As we are in the throes of holiday photography season, I thought I’d write something for photographers (including everyday mamas trying really hard to snag a decent pic for those holiday cards) to help you up your awesome this season.
After spending an insane amount of time discussing this post featuring the worst family photos of all time with pretty much every human being I know, I determined that we can use this as a learning tool.
10 Tips for How to Take an Awesome Family Photo
1. Avoid creepy posing. For example, the naked family sandwich. Technically, this should be numbers one through ten on this list, for emphasis, but I think if you take a moment to look at this poor example (scroll down, it’s #6), you will know why this is wrong. Wrong. Wrong. Like scar your 12 year old son for life type of wrong. Go instead with natural posing and remind your subject to remain fully clothed at all times.
2. Don’t encourage people to pose with reluctant animals. This most definitely includes monkeys wearing overalls and rabid opossum dogs. Regular happy dogs who want to be there and who are only just pretending to try to eat your face off are a-ok.
3. Naked fur suits should not be worn. Specifically if the fake junk on said fur suit is distracting to the children in the photo (scroll down in the aforementioned bad example, you’ll s it).
4. Be mindful of attire. I constantly get questions from my clients about what they should wear in our shoots. I have an awesome Pinterest board featuring great suggestions for what you should wear to your family photo. Nowhere on the list will you see super dark glasses, family Winnie the Pooh costumes, or centaur suits. Incidentally, I also discourage people from wearing the all white shirt and jeans or khakis look. It’s boring and it does nothing for your skin. You want color in your photos. Deep purples, greens, and reds are perfect for fall photos.
5. Weapons are NOT a good prop. If you want to include props make them something meaningful and non-dangerous. Kids yielding pistols in their photos is pretty much never a good idea no matter how attached they are to their firearm. A ball or a bike or even a fake moustache is a much better option.
6. Cheat a little. There are tons of photography products on the market to make your job easier and I’m not talking about lasers. My all time favorite photography accessory is the Light Scoop. Every amateur photographer and mom with a DSLR and a cute kid to point it at should have one. It does magical things to your lighting possibilities by allowing you to NOT spend a grip on a Speedlight you probably won’t know how to truly use while also giving you the ability to soften your on camera flash so your family and friends don’t look like they’re in a police lineup.

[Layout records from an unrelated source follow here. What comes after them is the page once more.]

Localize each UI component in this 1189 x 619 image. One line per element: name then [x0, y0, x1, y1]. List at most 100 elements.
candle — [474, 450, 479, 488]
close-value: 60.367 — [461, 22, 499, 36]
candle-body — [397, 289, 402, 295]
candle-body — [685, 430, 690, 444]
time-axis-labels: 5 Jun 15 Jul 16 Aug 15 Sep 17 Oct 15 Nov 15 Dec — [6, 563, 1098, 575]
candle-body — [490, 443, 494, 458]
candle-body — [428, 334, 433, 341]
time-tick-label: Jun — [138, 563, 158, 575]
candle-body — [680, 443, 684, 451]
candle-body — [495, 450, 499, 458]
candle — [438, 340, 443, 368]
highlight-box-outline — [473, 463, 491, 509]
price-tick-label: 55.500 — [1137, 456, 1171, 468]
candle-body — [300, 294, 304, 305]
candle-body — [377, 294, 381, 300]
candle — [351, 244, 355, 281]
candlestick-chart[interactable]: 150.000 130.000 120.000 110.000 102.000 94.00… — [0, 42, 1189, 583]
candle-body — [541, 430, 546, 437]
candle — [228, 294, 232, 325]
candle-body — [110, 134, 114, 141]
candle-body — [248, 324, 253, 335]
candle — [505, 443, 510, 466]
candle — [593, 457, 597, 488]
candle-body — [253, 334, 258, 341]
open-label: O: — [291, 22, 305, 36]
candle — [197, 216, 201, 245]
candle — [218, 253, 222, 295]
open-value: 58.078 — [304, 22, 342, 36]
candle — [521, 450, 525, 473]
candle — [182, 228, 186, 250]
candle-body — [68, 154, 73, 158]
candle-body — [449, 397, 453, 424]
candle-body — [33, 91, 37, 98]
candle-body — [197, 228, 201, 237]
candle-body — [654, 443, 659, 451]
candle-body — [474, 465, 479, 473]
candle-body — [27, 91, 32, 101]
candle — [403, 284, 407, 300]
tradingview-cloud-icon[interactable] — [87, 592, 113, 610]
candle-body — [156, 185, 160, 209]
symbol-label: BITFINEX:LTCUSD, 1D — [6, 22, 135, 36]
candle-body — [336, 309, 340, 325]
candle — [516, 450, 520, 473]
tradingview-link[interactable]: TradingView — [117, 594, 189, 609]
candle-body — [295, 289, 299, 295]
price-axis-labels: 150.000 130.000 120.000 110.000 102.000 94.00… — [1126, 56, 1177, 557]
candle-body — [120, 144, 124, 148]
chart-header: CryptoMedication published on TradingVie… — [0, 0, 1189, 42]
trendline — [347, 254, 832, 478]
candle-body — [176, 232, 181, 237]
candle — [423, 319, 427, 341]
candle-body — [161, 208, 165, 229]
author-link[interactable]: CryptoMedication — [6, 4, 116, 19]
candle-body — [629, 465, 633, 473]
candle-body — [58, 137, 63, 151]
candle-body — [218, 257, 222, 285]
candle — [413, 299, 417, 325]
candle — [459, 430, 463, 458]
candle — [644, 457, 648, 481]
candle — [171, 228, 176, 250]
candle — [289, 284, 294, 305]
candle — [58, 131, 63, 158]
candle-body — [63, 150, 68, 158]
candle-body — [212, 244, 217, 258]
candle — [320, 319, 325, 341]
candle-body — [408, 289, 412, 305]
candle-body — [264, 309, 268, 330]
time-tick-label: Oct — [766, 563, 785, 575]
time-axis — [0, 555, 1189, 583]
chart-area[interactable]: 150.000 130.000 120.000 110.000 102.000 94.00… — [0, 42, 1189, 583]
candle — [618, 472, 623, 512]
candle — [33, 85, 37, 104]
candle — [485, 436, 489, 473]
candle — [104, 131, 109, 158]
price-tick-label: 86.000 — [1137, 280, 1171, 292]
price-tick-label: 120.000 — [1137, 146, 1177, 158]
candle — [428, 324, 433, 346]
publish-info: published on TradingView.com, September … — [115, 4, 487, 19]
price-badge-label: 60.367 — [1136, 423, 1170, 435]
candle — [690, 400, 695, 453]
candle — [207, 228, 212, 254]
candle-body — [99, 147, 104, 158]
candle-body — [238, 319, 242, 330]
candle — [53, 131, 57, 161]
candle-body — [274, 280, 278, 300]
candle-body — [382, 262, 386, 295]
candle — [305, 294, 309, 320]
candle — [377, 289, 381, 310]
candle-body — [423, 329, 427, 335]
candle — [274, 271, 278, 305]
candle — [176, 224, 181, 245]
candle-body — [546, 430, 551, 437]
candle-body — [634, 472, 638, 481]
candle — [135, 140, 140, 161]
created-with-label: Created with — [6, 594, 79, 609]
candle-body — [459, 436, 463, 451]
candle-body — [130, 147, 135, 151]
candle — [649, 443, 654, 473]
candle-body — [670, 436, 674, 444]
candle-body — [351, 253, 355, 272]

7. Avoid harsh lighting. This would include lasers, starbursts, on camera flash, and direct sunlight too. If the people are squinting in their photos they are probably not having a super awesome time, and also, they look funny.
8. Make your sessions fun. Something is wrong if no one is smiling, ever. But, remember not to force the smile either. Nothing bugged me more when my oldest was little than when photographers would spend half the session trying to get him to smile. He didn’t smile a lot when he was a baby. He rarely smiled in the presence of strangers. I was happy if he was just NOT crying! Usually photographers would push him to tears with their constant say-cheese-can-you-smile-buddy-come-on-how-about-if-I-put-this-itchy-feather-duster-in-your-face shenanigans. Also, if you’re photographing your own children, try not to scream at them. They’re more likely to smile if you turn off your crazy for a bit.

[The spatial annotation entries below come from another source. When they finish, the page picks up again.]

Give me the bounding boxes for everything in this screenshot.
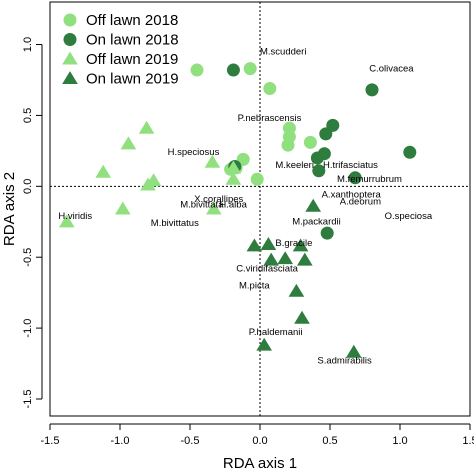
legend-label: On lawn 2018 bbox=[86, 32, 179, 49]
y-tick-label: -0.5 bbox=[22, 248, 34, 267]
point-off-lawn-2018 bbox=[282, 121, 296, 135]
point-on-lawn-2018 bbox=[348, 171, 362, 185]
point-on-lawn-2018 bbox=[403, 145, 417, 159]
legend-label: On lawn 2019 bbox=[86, 71, 179, 88]
point-off-lawn-2019 bbox=[145, 173, 162, 187]
point-off-lawn-2019 bbox=[204, 154, 221, 168]
x-tick-label: 1.5 bbox=[462, 435, 474, 447]
point-off-lawn-2019 bbox=[120, 136, 137, 150]
x-axis: -1.5 -1.0 -0.5 0.0 0.5 1.0 1.5 bbox=[41, 423, 474, 447]
species-label: O.speciosa bbox=[385, 211, 433, 222]
point-off-lawn-2018 bbox=[263, 81, 277, 95]
point-off-lawn-2019 bbox=[225, 160, 242, 174]
species-label: H.trifasciatus bbox=[323, 160, 378, 171]
point-on-lawn-2019 bbox=[292, 238, 309, 252]
point-off-lawn-2019 bbox=[138, 120, 155, 134]
point-on-lawn-2018 bbox=[320, 226, 334, 240]
x-axis-title: RDA axis 1 bbox=[223, 455, 297, 472]
point-off-lawn-2019 bbox=[225, 171, 242, 185]
point-on-lawn-2018 bbox=[312, 164, 326, 178]
point-off-lawn-2019 bbox=[95, 164, 112, 178]
point-on-lawn-2019 bbox=[263, 252, 280, 266]
species-label: C.olivacea bbox=[369, 63, 414, 74]
point-on-lawn-2019 bbox=[260, 237, 277, 251]
x-tick-label: 1.0 bbox=[392, 435, 407, 447]
legend-marker bbox=[62, 51, 78, 65]
point-on-lawn-2019 bbox=[277, 251, 294, 265]
species-label: A.xanthoptera bbox=[322, 190, 382, 201]
point-on-lawn-2018 bbox=[310, 151, 324, 165]
point-off-lawn-2018 bbox=[303, 135, 317, 149]
x-tick-label: 0.5 bbox=[322, 435, 337, 447]
legend: Off lawn 2018 On lawn 2018 Off lawn 2019 On… bbox=[62, 12, 179, 88]
data-points bbox=[58, 62, 417, 358]
legend-label: Off lawn 2019 bbox=[86, 51, 178, 68]
species-label: X.corallipes bbox=[194, 194, 243, 205]
species-label: M.packardii bbox=[292, 217, 341, 228]
species-label: H.speciosus bbox=[168, 147, 220, 158]
species-labels: M.scudderi C.olivacea P.nebrascensis H.spec… bbox=[58, 46, 432, 366]
point-off-lawn-2019 bbox=[114, 201, 131, 215]
legend-label: Off lawn 2018 bbox=[86, 12, 178, 29]
species-label: B.gracile bbox=[275, 238, 312, 249]
point-on-lawn-2019 bbox=[256, 337, 273, 351]
point-off-lawn-2019 bbox=[205, 201, 222, 215]
point-on-lawn-2019 bbox=[294, 310, 310, 324]
species-label: P.nebrascensis bbox=[238, 113, 302, 124]
legend-item: Off lawn 2018 bbox=[63, 12, 178, 29]
legend-item: On lawn 2018 bbox=[63, 32, 179, 49]
point-on-lawn-2018 bbox=[365, 83, 379, 97]
point-on-lawn-2019 bbox=[288, 283, 305, 297]
species-label: A.deorum bbox=[340, 197, 381, 208]
point-on-lawn-2019 bbox=[296, 252, 313, 266]
y-axis: -1.5 -1.0 -0.5 0.0 0.5 1.0 bbox=[22, 37, 43, 409]
x-tick-label: -1.5 bbox=[41, 435, 60, 447]
point-off-lawn-2018 bbox=[190, 63, 204, 77]
legend-marker bbox=[62, 71, 78, 85]
x-tick-label: -0.5 bbox=[181, 435, 200, 447]
y-axis-title: RDA axis 2 bbox=[1, 172, 18, 246]
species-label: C.viridifasciata bbox=[236, 263, 298, 274]
point-on-lawn-2019 bbox=[305, 198, 322, 212]
point-on-lawn-2019 bbox=[246, 238, 263, 252]
species-label: M.picta bbox=[239, 280, 270, 291]
legend-marker bbox=[63, 13, 77, 27]
x-tick-label: 0.0 bbox=[252, 435, 267, 447]
y-tick-label: 0.0 bbox=[22, 179, 34, 194]
x-tick-label: -1.0 bbox=[111, 435, 130, 447]
species-label: M.femurrubrum bbox=[337, 174, 402, 185]
point-on-lawn-2019 bbox=[345, 344, 362, 358]
point-off-lawn-2018 bbox=[250, 172, 264, 186]
species-label: M.keeleri bbox=[275, 160, 314, 171]
species-label: M.bivittata bbox=[180, 200, 224, 211]
y-tick-label: 1.0 bbox=[22, 37, 34, 52]
legend-item: Off lawn 2019 bbox=[62, 51, 178, 68]
species-label: P.haldemanii bbox=[249, 327, 303, 338]
point-on-lawn-2018 bbox=[226, 63, 240, 77]
y-tick-label: 0.5 bbox=[22, 108, 34, 123]
species-label: S.admirabilis bbox=[317, 356, 372, 367]
point-off-lawn-2018 bbox=[243, 62, 257, 76]
y-tick-label: -1.5 bbox=[22, 390, 34, 409]
point-on-lawn-2018 bbox=[326, 118, 340, 132]
legend-item: On lawn 2019 bbox=[62, 71, 179, 88]
species-label: M.bivittatus bbox=[151, 218, 199, 229]
species-label: M.scudderi bbox=[260, 46, 306, 57]
point-off-lawn-2019 bbox=[58, 214, 75, 228]
species-label: H.viridis bbox=[58, 211, 92, 222]
legend-marker bbox=[63, 33, 77, 46]
y-tick-label: -1.0 bbox=[22, 319, 34, 338]
species-label: H.alba bbox=[219, 200, 247, 211]
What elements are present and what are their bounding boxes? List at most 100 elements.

9. If you’re doing your own photos, start by getting your mind right. Look at some of the photos of your kids that you’ve taken in the past. Which ones are your favorites? Probably the ones where you caught them having a genuinely good time with a real smile on their faces. Great photos aren’t always the perfectly posed ones. Our best pictures have been the ones where I just stopped screaming at everyone to look at me and let the magic happen. Keep it real in your photos, you’ll like looking back on them a lot more then!
10. Remember, photos are about memories. And, generally, you want those memories to be good ones for everyone being photographed, not just the one guy showing off his muscles and orange tan while his family stands by in horror.